Cash Engineering Principles

In 2022, we set out to capture our current Engineering Principles: how high-performing engineering teams do their best work at Cash. We’re proud of the work we did to record them and want to share them with the world! If these principles match your idea of what a team looks like at its best, we’re hiring!

Cash Engineering Principles

Take care of one another

Respect your colleagues’ time, provide mentorship, and support each other in times of stress.

Bottom up empowerment

Ideas and leadership can flow from any part of the org chart. Management is there to enable, not gatekeep.

Process is a means, not an end

Regularly revisit processes and meetings and approaches - process is not set in stone and it needs to help rather than hurt.

Trust by default

Demonstrate trust of your colleagues through your actions: provide feedback without standing in each other’s way, trust each other to incorporate that feedback, and live up to that trust.

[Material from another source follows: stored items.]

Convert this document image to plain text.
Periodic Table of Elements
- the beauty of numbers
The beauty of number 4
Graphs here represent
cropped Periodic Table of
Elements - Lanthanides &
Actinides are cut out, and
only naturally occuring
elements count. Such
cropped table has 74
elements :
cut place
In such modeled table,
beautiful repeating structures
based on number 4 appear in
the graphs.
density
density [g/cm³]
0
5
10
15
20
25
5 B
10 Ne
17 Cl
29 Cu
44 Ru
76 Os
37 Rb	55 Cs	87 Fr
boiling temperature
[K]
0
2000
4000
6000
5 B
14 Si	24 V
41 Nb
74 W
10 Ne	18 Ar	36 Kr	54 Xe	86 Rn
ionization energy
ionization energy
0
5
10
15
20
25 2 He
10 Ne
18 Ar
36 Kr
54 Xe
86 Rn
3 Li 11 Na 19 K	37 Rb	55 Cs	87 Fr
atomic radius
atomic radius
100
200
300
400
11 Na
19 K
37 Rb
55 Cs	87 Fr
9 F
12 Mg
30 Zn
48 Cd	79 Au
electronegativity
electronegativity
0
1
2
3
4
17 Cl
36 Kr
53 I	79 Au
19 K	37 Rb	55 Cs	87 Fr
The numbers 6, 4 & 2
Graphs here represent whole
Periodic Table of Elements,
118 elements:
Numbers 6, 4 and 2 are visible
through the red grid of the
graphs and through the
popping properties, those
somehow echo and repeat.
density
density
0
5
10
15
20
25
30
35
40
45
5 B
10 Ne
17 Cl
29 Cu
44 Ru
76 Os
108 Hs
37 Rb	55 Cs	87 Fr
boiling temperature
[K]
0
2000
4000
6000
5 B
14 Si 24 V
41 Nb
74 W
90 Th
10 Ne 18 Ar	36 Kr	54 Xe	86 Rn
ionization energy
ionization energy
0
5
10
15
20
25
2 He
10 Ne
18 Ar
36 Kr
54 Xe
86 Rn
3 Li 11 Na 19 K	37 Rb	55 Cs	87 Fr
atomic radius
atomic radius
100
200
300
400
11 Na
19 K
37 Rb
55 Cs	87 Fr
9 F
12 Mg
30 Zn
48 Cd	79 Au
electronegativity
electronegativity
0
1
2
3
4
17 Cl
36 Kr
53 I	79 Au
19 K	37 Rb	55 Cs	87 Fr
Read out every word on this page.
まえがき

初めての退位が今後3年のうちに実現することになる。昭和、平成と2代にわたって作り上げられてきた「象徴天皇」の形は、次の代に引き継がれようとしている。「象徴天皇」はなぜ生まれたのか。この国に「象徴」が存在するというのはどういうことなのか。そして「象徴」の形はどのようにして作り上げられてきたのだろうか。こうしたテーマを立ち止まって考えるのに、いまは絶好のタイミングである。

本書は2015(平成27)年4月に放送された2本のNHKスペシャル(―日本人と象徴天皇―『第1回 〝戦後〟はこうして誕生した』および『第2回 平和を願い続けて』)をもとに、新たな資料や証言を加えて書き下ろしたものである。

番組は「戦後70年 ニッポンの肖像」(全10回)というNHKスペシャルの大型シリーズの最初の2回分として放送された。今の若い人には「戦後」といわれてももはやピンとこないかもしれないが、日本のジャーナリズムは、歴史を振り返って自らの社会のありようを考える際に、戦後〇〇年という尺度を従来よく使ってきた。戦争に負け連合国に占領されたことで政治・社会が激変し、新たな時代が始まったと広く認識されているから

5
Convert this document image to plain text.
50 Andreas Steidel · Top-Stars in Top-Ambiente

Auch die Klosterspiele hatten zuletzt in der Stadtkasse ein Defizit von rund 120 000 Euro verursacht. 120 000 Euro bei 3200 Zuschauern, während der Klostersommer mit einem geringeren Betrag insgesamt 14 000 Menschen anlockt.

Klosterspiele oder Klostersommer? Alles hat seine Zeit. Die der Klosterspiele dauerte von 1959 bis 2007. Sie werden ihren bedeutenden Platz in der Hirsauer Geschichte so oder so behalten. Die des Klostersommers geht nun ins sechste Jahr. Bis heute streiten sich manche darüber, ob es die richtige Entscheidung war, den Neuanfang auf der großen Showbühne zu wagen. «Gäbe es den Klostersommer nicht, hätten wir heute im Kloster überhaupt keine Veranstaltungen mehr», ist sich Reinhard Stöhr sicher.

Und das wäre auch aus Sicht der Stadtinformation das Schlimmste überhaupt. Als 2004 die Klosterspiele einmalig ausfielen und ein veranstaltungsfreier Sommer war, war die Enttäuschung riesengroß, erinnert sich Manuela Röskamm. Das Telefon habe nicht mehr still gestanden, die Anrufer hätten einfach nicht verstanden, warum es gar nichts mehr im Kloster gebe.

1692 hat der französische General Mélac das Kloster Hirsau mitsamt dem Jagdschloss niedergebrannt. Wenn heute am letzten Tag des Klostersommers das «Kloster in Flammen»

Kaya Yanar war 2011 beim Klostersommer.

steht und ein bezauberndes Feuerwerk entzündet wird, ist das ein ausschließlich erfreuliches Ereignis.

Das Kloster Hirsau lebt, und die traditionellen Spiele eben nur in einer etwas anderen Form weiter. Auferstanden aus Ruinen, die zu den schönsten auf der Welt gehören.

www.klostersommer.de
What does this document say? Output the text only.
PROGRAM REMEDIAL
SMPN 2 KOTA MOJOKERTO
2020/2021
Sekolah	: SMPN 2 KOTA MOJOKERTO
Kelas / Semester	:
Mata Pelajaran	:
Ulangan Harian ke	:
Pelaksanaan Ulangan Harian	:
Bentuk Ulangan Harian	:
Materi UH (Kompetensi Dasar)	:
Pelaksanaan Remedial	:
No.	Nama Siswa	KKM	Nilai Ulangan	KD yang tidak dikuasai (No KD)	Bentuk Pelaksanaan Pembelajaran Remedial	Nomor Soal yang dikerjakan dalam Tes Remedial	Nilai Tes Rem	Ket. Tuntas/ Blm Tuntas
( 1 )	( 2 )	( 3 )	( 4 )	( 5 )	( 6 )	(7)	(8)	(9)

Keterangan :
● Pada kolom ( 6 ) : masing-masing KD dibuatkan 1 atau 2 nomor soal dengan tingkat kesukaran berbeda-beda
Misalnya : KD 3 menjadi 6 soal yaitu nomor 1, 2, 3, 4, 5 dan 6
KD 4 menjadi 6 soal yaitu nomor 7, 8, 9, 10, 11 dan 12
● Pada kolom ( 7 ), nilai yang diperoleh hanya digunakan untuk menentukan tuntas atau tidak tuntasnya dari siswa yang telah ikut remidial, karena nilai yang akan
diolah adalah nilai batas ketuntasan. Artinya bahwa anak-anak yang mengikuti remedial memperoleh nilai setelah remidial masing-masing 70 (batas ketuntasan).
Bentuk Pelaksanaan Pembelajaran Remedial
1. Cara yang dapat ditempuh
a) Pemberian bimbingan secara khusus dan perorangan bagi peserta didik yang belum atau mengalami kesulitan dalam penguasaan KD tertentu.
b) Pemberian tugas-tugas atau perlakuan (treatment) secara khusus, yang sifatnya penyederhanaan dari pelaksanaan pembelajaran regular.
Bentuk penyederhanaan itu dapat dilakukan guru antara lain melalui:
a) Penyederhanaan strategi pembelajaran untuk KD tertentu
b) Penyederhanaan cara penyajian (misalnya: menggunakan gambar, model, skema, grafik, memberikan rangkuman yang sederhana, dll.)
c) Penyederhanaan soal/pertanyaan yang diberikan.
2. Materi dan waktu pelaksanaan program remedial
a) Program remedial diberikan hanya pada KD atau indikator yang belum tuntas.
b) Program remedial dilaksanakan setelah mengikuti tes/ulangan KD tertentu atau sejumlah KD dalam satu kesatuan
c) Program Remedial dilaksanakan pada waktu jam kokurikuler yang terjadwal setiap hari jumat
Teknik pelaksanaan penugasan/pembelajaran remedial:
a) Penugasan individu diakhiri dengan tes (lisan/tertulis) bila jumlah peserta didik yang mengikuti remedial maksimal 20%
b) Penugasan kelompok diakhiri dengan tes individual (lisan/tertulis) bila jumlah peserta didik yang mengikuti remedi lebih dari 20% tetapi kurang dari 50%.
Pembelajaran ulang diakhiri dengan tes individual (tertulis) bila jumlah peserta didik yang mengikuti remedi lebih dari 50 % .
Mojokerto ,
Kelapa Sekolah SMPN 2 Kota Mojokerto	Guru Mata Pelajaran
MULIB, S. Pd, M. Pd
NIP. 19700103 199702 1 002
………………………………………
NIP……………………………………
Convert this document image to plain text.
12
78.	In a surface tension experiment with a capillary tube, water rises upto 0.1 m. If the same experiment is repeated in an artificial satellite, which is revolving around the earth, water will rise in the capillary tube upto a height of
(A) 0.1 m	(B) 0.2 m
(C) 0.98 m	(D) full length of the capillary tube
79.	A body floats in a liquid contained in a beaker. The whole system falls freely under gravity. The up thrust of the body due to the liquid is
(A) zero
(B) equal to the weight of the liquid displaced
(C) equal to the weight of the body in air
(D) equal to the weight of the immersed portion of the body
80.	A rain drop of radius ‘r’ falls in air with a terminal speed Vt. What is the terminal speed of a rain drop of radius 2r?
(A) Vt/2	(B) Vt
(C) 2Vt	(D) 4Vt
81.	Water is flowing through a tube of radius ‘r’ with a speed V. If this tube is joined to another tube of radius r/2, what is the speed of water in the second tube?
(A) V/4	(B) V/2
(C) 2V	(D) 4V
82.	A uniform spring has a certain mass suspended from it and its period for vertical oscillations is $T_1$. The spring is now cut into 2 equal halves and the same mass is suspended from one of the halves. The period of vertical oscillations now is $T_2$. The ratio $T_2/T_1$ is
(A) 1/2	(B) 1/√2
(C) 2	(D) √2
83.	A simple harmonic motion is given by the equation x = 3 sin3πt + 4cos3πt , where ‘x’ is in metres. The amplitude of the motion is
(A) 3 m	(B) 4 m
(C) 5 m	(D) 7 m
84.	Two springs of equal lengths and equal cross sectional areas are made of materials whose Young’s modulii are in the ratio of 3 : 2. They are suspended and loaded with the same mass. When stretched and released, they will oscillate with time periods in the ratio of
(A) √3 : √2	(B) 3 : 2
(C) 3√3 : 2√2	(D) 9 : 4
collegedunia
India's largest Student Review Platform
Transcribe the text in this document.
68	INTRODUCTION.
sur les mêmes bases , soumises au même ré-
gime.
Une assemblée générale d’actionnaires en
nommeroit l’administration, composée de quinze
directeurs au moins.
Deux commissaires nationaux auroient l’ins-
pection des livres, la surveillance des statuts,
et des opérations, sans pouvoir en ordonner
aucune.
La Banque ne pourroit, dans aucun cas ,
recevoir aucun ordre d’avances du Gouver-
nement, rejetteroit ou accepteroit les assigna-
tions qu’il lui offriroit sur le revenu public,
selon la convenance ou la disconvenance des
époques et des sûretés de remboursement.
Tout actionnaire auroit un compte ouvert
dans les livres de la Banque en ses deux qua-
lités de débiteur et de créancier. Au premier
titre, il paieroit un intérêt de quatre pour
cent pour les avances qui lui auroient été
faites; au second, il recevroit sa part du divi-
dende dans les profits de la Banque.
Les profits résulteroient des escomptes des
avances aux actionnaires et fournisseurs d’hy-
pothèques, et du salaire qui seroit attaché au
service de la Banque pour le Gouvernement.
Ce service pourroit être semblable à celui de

Support each other instead of gatekeeping.

Work in public

Share docs, work in public Slack channels. Open source your work and present externally when possible. It’s OK to share even when things don’t work perfectly or aren’t finished yet. Make sure not to work in a silo.

Cross team boundaries to get things done

Sometimes getting things done requires working in systems beyond your own team. Don’t be afraid to cross those boundaries to work in other teams’ systems, and be helpful to other people doing the same in your team’s systems.

Show, don’t tell

Don’t just talk about what needs to be done - try things out, prototype, test it. Show it and make it real.

Act as an owner

Consider what will benefit the Cash customer as a whole, and what will benefit the engineering org as a whole. Speak up when our systems are not serving us. If you see something that needs to be fixed, you can fix it.

Ideas not egos

Good ideas are not tied to level or position in the organization. Hear out and give room for your teammates to grow, and expect senior engineers to convince those around them of their ideas.